Paris-based Hamonic+Masson & Associés has completed a new housing tower that is composed of an angular core wrapped in undulating balconies. The project, titled “New’R,” is located in Nantes, a city located in western France, and pays homage to Oscar Niemeyer as well as to the architecture of the 1970’s French Riviera. New’R contributes to an ongoing discussion about building height which according to the architects has become a pressing topic throughout the country. In 2015, the practice completed and delivered Paris’ first housing project measuring over 160-feet since the 1970s.
(© Takuji Shimmura)
Jean-Christophe Masson and Gaëlle Hamonic, principals at Hamonic+Masson & Associés, said the facade of the project was about connectivity to surrounding flows of the city’s people, cars, and bicycles: “The building’s transparency, depth, and various perspectives engender a dynamism and liveliness around the perimeter of the project, consequently enriching the surrounding environment.”
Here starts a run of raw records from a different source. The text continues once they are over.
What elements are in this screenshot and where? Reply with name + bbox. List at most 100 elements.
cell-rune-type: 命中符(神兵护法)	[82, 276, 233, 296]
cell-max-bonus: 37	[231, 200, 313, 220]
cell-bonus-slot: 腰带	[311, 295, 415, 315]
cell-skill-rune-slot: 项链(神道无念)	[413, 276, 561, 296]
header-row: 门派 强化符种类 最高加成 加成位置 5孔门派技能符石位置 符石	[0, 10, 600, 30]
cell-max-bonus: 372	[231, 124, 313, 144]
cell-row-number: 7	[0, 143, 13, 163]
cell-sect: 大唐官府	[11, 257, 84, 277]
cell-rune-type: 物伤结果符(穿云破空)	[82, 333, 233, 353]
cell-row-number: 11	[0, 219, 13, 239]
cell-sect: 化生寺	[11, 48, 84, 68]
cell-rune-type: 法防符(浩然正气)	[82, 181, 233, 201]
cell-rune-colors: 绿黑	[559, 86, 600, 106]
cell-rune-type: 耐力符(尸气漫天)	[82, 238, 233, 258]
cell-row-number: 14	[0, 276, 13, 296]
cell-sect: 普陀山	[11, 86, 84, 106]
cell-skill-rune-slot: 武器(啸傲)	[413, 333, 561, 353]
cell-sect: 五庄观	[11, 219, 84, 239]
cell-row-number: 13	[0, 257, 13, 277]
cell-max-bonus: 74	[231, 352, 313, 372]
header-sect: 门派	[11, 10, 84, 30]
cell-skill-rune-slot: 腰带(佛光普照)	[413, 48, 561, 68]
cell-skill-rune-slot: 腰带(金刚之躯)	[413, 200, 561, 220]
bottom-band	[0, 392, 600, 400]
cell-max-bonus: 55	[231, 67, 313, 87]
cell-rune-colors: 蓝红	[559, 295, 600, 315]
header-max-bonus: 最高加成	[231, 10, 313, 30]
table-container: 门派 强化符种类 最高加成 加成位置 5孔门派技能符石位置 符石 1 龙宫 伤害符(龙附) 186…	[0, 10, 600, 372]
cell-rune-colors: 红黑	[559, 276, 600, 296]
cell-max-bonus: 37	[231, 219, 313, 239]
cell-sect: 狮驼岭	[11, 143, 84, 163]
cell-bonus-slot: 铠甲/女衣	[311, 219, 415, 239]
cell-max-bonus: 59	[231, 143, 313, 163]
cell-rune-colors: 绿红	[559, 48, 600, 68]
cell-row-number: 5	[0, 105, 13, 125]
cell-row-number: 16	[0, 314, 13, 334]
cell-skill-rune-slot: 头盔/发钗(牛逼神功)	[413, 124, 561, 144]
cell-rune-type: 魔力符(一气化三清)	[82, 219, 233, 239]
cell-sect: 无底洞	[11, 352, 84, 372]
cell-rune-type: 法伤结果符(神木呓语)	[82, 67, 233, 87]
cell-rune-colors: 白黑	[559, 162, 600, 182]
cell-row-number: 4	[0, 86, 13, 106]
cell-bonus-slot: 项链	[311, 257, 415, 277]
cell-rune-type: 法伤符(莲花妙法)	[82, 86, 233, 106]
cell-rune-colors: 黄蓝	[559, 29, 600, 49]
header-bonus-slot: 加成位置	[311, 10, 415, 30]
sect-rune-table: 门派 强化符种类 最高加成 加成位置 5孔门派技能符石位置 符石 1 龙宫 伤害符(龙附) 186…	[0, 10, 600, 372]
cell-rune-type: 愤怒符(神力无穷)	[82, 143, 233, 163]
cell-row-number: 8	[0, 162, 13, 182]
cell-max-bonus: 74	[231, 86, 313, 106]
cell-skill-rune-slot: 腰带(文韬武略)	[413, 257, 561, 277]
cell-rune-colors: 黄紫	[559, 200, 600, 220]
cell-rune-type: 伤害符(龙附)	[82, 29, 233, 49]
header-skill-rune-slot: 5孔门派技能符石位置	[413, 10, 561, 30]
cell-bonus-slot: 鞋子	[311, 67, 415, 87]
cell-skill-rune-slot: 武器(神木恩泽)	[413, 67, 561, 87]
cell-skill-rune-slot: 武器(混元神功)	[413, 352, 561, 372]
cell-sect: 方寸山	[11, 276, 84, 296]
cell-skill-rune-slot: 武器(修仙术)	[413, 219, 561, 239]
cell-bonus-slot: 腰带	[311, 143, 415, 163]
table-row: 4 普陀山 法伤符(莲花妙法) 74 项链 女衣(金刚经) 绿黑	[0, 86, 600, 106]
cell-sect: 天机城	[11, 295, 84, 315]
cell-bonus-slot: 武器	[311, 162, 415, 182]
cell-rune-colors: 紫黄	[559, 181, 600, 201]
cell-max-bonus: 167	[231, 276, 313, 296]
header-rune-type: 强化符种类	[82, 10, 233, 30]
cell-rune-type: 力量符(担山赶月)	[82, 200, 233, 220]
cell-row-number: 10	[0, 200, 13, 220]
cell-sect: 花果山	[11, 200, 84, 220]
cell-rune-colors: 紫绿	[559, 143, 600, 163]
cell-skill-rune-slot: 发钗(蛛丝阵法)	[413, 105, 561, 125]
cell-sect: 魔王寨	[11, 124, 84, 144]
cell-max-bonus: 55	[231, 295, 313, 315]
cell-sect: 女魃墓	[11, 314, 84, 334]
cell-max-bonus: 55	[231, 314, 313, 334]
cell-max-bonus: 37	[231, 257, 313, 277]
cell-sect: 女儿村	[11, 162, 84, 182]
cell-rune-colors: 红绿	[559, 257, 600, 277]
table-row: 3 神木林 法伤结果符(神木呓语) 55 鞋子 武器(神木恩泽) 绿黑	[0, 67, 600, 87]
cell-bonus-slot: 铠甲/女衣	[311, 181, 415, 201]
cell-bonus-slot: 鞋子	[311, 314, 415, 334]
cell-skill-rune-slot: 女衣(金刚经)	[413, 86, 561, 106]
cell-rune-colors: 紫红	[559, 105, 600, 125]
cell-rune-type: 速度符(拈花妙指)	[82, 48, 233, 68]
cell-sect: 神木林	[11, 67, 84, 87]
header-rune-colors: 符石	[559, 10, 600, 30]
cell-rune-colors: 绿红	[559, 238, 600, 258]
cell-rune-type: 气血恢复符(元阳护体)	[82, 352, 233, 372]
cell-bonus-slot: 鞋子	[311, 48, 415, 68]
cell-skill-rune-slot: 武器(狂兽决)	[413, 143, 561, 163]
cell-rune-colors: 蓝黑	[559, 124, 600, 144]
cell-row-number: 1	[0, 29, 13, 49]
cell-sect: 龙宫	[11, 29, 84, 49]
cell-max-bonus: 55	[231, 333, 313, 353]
New’R’s massing strategy pairs a simple faceted angular building envelope with outboard curvilinear balconies. Both the facade and balconies are outfitted with aluminum paneling from Italian-based ALUBEL. The building’s volume breaks down into four sub-towers helping to compliment the surrounding scale of the city while providing additional functional rooftop terrace space. The architects say these intermediate landings produce a sequence within the volume of the tower that helps to produce a “graduated system of high-rise living.”
The most impactful element of the project, New’R’s guardrails, are composed of two assembly types: an open rail system, and a perforated panel system. Furthermore, plant containers are selectively incorporated into the lower levels of the apartment building. The architects say this variation was contextual, citing higher floors allowed for unobstructed views while lower floors require more privacy.
They also add that the building is an observation tower, both functionally, but also—and perhaps more importantly—symbolically. “Living here enables people to understand and appreciate the city that surrounds them: architecture in cinemascope.”